If an officer is aware of any information suggesting that the inference is not valid in a
particular case, for example that the vehicle's driver appears to be much older, much
younger, or of a different gender or race than the vehicle's registered owner, reasonable
suspicion would dissipate.
Finally, Glover cites several out-of-state intermediate appellate court decisions
that support the requirement that police officers conduct additional investigations to
confirm a vehicle owner's identity prior to conducting a vehicle stop. See, e.g., State v.

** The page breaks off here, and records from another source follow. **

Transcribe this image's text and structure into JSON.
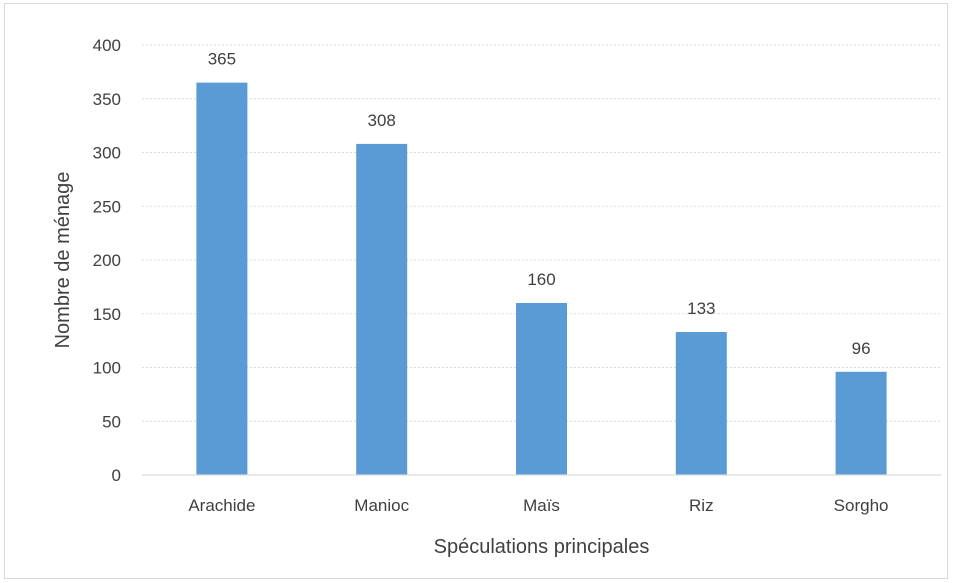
{
  "chart_data": {
    "type": "bar",
    "title": "",
    "xlabel": "Spéculations principales",
    "ylabel": "Nombre de ménage",
    "categories": [
      "Arachide",
      "Manioc",
      "Maïs",
      "Riz",
      "Sorgho"
    ],
    "values": [
      365,
      308,
      160,
      133,
      96
    ],
    "data_labels": [
      "365",
      "308",
      "160",
      "133",
      "96"
    ],
    "ylim": [
      0,
      400
    ],
    "yticks": [
      0,
      50,
      100,
      150,
      200,
      250,
      300,
      350,
      400
    ],
    "ytick_labels": [
      "0",
      "50",
      "100",
      "150",
      "200",
      "250",
      "300",
      "350",
      "400"
    ],
    "grid": true,
    "legend": "none",
    "bar_color": "#5b9bd5",
    "grid_color": "#d9d9d9",
    "text_color": "#404040"
  }
}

Cerino, 141 Idaho 736, 738, 117 P.3d 876 (2005) ("Officers could run owner registration
and driver's license checks for any vehicle they see in operation, seeking an owner
without [a] license and a driver of the same gender, and would be authorized to stop any
9
vehicle meeting these criteria. In our judgment, the Fourth Amendment safeguard
requires more particularized suspicion to justify the 'constitutionally cognizable intrusion'
of stopping a motorist."); State v. Parks, 288 N.J. Super. 407, 412, 672 A.2d 742 (1996)
("When there is additional evidence of defendant's identity as the driver of his vehicle at a
particular time, it may be inferred that the owner was the driver."); Worley v.

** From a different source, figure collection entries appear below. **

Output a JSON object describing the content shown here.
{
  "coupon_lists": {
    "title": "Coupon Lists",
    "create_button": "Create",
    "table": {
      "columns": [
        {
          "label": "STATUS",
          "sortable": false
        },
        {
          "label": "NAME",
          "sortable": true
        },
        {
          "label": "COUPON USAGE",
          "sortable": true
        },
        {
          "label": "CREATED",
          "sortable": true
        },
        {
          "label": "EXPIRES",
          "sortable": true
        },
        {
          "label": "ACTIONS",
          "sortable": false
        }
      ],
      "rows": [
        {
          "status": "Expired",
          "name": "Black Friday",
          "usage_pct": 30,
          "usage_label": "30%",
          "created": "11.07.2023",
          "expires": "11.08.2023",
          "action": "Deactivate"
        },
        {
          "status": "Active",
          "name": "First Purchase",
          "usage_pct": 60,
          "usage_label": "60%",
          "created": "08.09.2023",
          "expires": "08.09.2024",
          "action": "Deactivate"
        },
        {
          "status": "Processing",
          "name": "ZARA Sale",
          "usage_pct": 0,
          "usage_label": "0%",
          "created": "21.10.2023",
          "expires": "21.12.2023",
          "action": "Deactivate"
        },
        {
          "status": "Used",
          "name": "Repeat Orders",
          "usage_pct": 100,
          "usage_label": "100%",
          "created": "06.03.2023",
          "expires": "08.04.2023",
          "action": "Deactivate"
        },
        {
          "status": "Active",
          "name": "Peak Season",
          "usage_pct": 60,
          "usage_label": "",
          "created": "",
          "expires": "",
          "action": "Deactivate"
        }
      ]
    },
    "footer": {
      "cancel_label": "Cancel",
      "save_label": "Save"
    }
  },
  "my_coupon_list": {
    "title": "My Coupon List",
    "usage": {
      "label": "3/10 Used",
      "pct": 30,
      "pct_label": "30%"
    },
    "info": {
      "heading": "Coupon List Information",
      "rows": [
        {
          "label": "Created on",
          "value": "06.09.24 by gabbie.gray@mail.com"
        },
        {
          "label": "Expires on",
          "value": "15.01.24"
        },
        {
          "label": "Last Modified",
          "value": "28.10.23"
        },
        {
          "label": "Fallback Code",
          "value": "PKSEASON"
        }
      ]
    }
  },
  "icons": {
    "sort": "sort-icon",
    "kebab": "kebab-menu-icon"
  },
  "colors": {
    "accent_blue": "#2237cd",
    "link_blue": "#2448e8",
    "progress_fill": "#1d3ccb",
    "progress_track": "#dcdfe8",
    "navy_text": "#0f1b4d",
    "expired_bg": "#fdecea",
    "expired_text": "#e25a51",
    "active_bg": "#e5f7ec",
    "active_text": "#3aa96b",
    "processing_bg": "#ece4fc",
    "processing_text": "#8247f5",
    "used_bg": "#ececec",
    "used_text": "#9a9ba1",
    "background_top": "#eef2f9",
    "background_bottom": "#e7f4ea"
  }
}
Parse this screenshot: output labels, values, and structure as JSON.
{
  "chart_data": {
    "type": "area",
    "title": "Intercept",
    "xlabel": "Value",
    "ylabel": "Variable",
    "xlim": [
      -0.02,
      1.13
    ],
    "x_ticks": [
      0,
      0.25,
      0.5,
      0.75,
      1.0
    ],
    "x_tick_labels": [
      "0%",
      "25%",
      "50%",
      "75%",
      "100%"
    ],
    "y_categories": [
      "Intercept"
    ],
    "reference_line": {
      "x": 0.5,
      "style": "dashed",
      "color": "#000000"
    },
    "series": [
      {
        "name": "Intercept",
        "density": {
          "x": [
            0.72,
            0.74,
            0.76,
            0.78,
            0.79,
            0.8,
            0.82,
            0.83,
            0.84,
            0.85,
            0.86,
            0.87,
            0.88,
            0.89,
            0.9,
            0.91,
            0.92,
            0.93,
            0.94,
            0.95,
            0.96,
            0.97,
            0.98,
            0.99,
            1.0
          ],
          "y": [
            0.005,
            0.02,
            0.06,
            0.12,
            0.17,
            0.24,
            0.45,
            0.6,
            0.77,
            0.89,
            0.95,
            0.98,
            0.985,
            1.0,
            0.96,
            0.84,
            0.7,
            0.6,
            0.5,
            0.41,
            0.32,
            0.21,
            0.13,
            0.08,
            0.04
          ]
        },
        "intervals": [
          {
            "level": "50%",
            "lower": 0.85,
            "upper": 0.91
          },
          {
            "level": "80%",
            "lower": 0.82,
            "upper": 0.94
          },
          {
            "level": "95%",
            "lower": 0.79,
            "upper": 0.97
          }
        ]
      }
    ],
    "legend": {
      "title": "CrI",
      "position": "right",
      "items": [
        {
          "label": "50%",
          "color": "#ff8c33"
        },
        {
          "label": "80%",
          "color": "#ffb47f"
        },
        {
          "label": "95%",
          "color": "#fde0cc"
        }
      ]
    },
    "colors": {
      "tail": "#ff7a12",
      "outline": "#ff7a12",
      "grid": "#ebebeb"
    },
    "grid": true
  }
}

Commonwealth, No. 1913-94-2, 1996 WL 31949, at *1 (Va. Ct. App. 1996) (unpublished
opinion) ("Nonetheless, to hold that a police officer has a reasonable suspicion to conduct
a Terry stop where the officer has determined only that the vehicle's owner has a
suspended operator's license would justify the indiscriminate stop of every vehicle owned
by an individual with a suspended license. The Fourth Amendment does not countenance
such an intrusive violation of privacy."). While the cases cited by Glover demonstrate
that intermediate courts of appeal of other states have held officers must rely on
additional investigation to confirm a vehicle owner's identity prior to conducting a
vehicle stop, we do not find those cases persuasive.

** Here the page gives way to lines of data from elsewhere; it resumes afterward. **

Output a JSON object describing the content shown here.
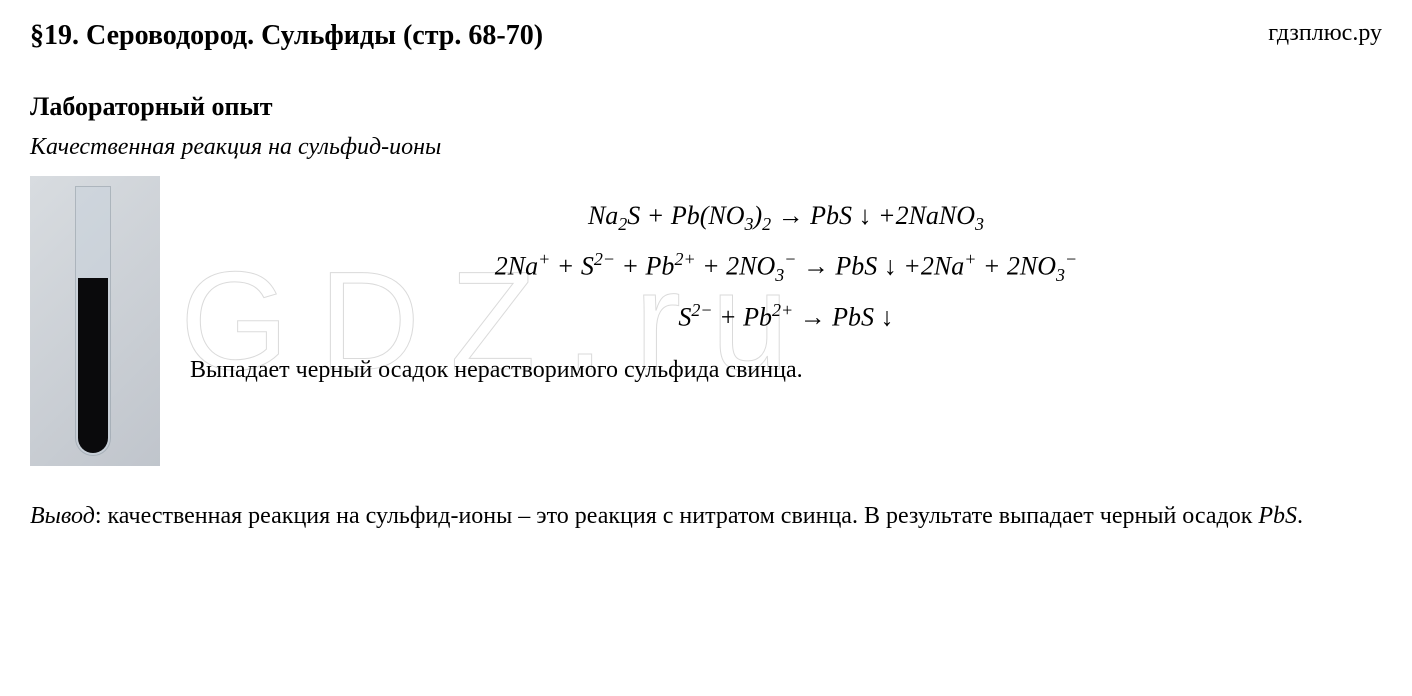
{
  "header": {
    "section_title": "§19. Сероводород. Сульфиды (стр. 68-70)",
    "site_label": "гдзплюс.ру"
  },
  "lab": {
    "title": "Лабораторный опыт",
    "subtitle": "Качественная реакция на сульфид-ионы"
  },
  "equations": {
    "eq1_html": "Na<span class='sub'>2</span>S + Pb(NO<span class='sub'>3</span>)<span class='sub'>2</span> → PbS ↓ +2NaNO<span class='sub'>3</span>",
    "eq2_html": "2Na<span class='sup'>+</span> + S<span class='sup'>2−</span> + Pb<span class='sup'>2+</span> + 2NO<span class='sub'>3</span><span class='sup'>−</span> → PbS ↓ +2Na<span class='sup'>+</span> + 2NO<span class='sub'>3</span><span class='sup'>−</span>",
    "eq3_html": "S<span class='sup'>2−</span> + Pb<span class='sup'>2+</span> → PbS ↓"
  },
  "observation": "Выпадает черный осадок нерастворимого сульфида свинца.",
  "conclusion": {
    "label": "Вывод",
    "text_part1": ": качественная реакция на сульфид-ионы – это реакция с нитратом свинца. В результате выпадает черный осадок ",
    "formula": "PbS",
    "text_part2": "."
  },
  "watermark": "GDZ.ru",
  "styling": {
    "page_bg": "#ffffff",
    "text_color": "#000000",
    "title_fontsize": 28,
    "body_fontsize": 24,
    "equation_fontsize": 26,
    "tube_liquid_color": "#0a0a0c",
    "tube_bg_gradient_start": "#d8dce0",
    "tube_bg_gradient_end": "#c0c5cc",
    "watermark_stroke": "rgba(150,150,150,0.35)",
    "font_family": "Georgia, Times New Roman, serif"
  }
}
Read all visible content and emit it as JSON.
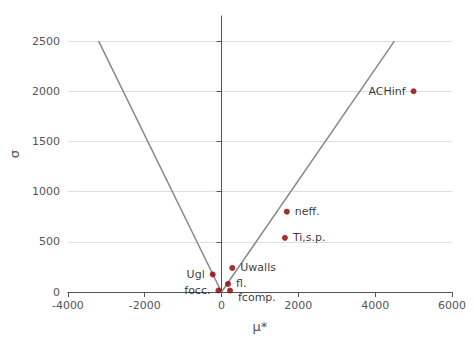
{
  "chart_data": {
    "type": "scatter",
    "xlabel": "μ*",
    "ylabel": "σ",
    "xlim": [
      -4000,
      6000
    ],
    "xticks": [
      -4000,
      -2000,
      0,
      2000,
      4000,
      6000
    ],
    "ylim": [
      0,
      2750
    ],
    "yticks": [
      0,
      500,
      1000,
      1500,
      2000,
      2500
    ],
    "grid": true,
    "series": [
      {
        "type": "line",
        "x": [
          -3200,
          0
        ],
        "values": [
          2500,
          0
        ],
        "color": "#888888"
      },
      {
        "type": "line",
        "x": [
          0,
          4500
        ],
        "values": [
          0,
          2500
        ],
        "color": "#888888"
      },
      {
        "type": "scatter",
        "x": [
          5000,
          1700,
          1650,
          280,
          -230,
          170,
          -80,
          220
        ],
        "values": [
          2000,
          800,
          540,
          240,
          175,
          80,
          15,
          15
        ],
        "labels": [
          "ACHinf",
          "neff.",
          "Ti,s.p.",
          "Uwalls",
          "Ugl",
          "fl.",
          "focc.",
          "fcomp."
        ],
        "color": "#8B0000"
      }
    ]
  }
}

In sum, we agree with the consensus of state supreme courts that have considered
this issue and hold that a law enforcement officer has reasonable suspicion to initiate a
stop of a vehicle to investigate whether the driver has a valid driver's license if, when
viewed in conjunction with all of the other information available to the officer at the time
of the stop, the officer knows the registered owner of the vehicle has a suspended license
and the officer is unaware of any other evidence or circumstances from which an
inference could be drawn that the registered owner is not the driver of the vehicle. Here,
the undisputed evidence establishes that Deputy Mehrer observed the pickup being driven
on a public roadway. He determined the pickup to be registered to Glover, who had a
suspended driver's license. There were no facts or circumstances suggesting that the
owner was not the driver. Considering the totality of the information available to the
officer at the time of the stop, we find it was reasonable for Mehrer to infer that the driver
was the owner of the vehicle; in other words, there were specific and articulable facts
from which the officer's common-sense inference gave rise to a reasonable suspicion that
10
the driver was committing a violation of K.S.A. 2016 Supp. 8-287. Therefore, Mehrer
properly initiated a traffic stop to investigate whether Glover was driving his vehicle in
violation of the law.
The district court's decision to grant Glover's motion to suppress the evidence is
reversed, and the matter is remanded for further proceedings.